Opening statements started Tuesday in the conspiracy trial against William Flanagan, the ex-second deputy Nassau County police commissioner accused of helping cover-up a burglary for a friend.
Prosecutors laid out their theory to the jury, who heard allegations that Flanagan received gifts from his friend once burglary charges were dropped against his friend’s son.
Bruce Barket, Flanagan’s defense attorney, argued that the gifts his client received were coincidentally timed and really for Flanagan’s wedding anniversary.
Most disputed, besides Flanagan’s involvement, is whether the principal of John F. Kennedy High School in Bellmore wanted charges against the burglar, former student Zachary Parker of Merrick, dropped.
The principal, Lorraine Poppe, is expected to testify in the trial, which will likely last into February. Parker later pled guilty and is serving prison time for the burglary.
Flanagan pleaded not guilty in March to an indictment charging him with official misconduct and conspiracy along with former Chief of Patrol John Hunter and retired Det. Sgt Alan Sharpe.
Hunter and Sharpe are slated to be tried separately.

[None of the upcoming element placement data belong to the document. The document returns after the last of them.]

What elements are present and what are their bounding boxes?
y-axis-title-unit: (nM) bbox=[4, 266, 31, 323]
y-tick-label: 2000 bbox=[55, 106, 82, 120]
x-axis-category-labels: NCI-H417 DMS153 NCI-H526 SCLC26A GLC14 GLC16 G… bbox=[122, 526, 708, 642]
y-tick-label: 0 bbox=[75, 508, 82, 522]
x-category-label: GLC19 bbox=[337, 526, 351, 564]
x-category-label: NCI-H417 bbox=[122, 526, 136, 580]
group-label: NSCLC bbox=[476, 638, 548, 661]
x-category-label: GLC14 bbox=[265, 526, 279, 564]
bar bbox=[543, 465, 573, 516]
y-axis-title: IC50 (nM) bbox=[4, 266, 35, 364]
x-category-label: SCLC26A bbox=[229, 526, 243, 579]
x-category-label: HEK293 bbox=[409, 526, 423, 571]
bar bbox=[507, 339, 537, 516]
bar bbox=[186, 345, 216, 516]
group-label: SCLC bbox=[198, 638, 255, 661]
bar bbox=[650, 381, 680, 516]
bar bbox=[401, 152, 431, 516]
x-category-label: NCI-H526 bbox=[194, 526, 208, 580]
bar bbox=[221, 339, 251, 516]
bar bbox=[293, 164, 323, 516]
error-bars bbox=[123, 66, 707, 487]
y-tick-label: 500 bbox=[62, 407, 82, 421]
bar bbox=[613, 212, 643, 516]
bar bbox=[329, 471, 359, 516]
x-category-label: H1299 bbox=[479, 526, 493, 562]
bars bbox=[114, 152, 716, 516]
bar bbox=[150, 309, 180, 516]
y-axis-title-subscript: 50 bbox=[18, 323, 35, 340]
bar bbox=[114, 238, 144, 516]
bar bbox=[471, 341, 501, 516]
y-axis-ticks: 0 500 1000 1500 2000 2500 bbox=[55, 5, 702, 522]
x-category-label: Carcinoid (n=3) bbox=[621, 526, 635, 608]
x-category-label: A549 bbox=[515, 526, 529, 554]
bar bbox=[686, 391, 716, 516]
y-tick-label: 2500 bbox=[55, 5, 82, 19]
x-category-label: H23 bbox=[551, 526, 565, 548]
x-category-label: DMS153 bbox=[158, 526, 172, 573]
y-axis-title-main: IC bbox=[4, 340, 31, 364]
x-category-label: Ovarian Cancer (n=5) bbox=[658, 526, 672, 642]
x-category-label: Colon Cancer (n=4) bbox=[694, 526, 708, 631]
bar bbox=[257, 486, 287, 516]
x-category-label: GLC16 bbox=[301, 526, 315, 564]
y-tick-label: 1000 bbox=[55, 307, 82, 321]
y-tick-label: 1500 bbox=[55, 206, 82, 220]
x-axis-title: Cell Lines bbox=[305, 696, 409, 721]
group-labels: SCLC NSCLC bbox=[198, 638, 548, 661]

Judge Mark Cohen denied motions from Barket calling for a mistrial because he felt the judge was prejudicial when prosecutors objected during his opening statement.
Flangan, Sharpe and Hunter were indicted following a Press expose into benefits given to those who have donated money to a Nassau police nonprofit foundation that is building a new police academy at Nassau Community College.